Approximately three-quarters of the participants voted to include the PRO stigma (24 votes, 70.8%, healthcare providers 64.3%, participants living with obesity 87.5%). No PROM was selected because none of the available PROMs were considered suitable. Reasons included the absence of questions on general experiences of stigma, the inability to use the questionnaires longitudinally, and the absence of validation evidence in people undergoing obesity treatment. Below, one healthcare provider highlights the importance of assessing both internalized weight stigma and the effect of experiences of weight stigma.

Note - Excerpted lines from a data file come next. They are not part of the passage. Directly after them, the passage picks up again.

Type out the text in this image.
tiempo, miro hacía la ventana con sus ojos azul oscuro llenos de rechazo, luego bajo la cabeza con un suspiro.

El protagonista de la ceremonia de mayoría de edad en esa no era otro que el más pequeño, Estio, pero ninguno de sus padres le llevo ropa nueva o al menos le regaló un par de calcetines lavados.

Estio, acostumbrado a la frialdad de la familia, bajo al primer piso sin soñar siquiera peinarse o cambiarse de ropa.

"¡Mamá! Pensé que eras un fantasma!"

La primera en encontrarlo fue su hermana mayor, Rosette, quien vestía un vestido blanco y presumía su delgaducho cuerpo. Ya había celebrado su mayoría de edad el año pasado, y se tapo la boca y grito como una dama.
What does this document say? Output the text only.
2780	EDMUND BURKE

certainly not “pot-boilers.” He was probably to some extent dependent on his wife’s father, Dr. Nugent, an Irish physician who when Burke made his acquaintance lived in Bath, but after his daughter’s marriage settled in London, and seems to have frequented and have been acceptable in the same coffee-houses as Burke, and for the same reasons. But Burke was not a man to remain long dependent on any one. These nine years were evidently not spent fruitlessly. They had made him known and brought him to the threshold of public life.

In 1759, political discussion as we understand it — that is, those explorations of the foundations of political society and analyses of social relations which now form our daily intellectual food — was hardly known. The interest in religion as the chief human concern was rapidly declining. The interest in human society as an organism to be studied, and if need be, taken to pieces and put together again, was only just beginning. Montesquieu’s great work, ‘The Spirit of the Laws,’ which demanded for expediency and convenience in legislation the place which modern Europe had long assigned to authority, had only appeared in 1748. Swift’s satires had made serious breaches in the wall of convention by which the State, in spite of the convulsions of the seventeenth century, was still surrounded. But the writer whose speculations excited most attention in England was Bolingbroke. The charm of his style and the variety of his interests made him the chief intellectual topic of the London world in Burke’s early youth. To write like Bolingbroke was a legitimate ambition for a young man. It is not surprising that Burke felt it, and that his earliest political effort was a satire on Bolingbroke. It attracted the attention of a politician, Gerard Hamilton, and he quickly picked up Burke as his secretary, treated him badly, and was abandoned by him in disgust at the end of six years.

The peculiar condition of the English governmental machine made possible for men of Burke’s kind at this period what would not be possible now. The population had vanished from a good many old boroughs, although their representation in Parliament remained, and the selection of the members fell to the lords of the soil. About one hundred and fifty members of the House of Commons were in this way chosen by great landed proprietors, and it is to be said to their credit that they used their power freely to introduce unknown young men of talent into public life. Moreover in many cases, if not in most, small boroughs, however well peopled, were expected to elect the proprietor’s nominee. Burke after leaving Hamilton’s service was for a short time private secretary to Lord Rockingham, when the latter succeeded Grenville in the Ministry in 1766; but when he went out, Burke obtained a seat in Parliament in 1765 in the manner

Internalized weight stigma refers to the stigma directed towards oneself. There is a correlation between internalized weight stigma and the impact or acceptance of weight stigma. It is important to not only assess internalization, but also the effect of weight stigma, such as its impact on healthcare engagement and mental or social health. (Quote from a researcher).

This healthcare provider is supported by a participant living with obesity who also highlighted the importance of capturing the impact of weight stigmatizing experiences.

None of the questions assess the impact of stigma, they only focus on the prevalence of stigma. No scale is considered suitable for use in obesity treatment. (Quote from a participant living with obesity).